Wassim returns from the Middle East having adopted Islamist convictions, a shift that leads Dalenda to end their relationship. Finding herself at a crossroads, she briefly rekindles her romance with her first love, Chekib. However, the relationship ultimately fails due to his repeated infidelity.

==== Television film (Spring 2009) ====
A special television film, with a runtime of 110 minutes, was originally scheduled to air on New Year's Eve, 31 December 2008. However, the broadcast was postponed due to the outbreak of the Gaza War. The film eventually premiered on the evening of 4 April 2009.

Filming took place on location in Tunis and the Zaghouan Governorate, in addition to scenes filmed at the series' original studio in La Charguia.

==== Season 6 (Autumn 2009) ====
In this season, Sboui is discovered by a director and takes part in a commercial where he plays the role of a bird, which makes him famous and leaves Dr. Slimane jealous of his brother. Amani finds a fiancé, a colleague from work, but Slimane does not want her to get married. Zeineb and Fadhila start a new pastry project together.

As for Dalenda, she resumes her relationship with Wassim; they decide to get married and move to the Middle East.
At the end of the season, Sboui and his brother Dr.

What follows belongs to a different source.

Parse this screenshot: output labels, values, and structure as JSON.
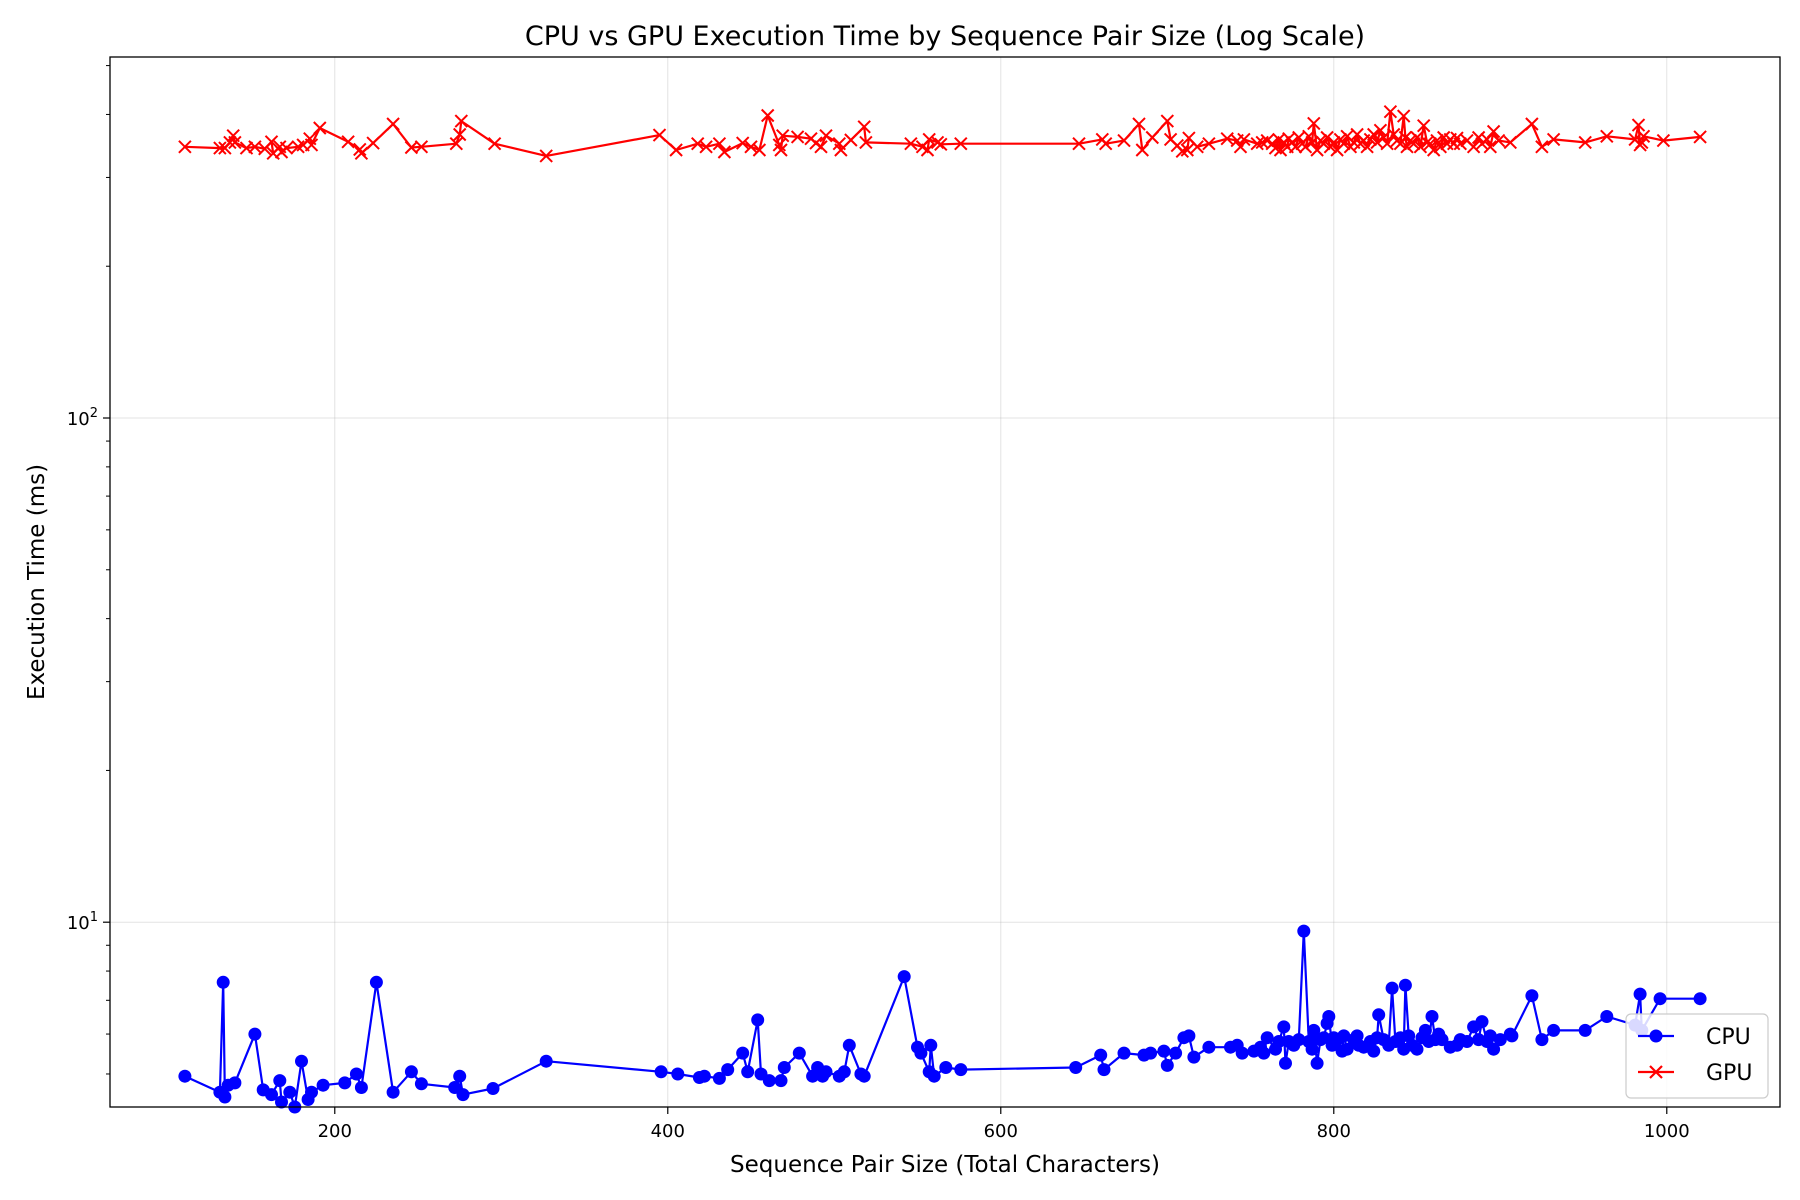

Slimane, now aged, are still bickering with one another.

== Behind the scenes ==

- Reunion of Lead Cast: Sofiène Chaâri stars alongside Kamel Touati and Mouna Noureddine, both of whom have frequently collaborated with him on other television projects.
- Mother-Daughter Collaboration: Naïma El Jeni joined the cast in Season 4, performing alongside her real-life daughter, Oumayma Ben Hafsia.
- Prior Collaborations: Oumayma Ben Hafsia also appears with Jamila Chihi, with whom she previously shared the screen in an episode of the French television series L'Instit.
- Broadcast Schedule: The series was traditionally broadcast during the month of Ramadan between 2005 and 2009, with the exception of Season 2, which premiered in February 2006.
- Cast Changes: Rim Zribi (Foufa) resigned from the series and did not appear in the sixth and final season; her character's absence was explained narratively as an extended trip abroad.
- Filming Location: The series was filmed in a warehouse located in La Charguia, which was specially converted into a television studio for the production.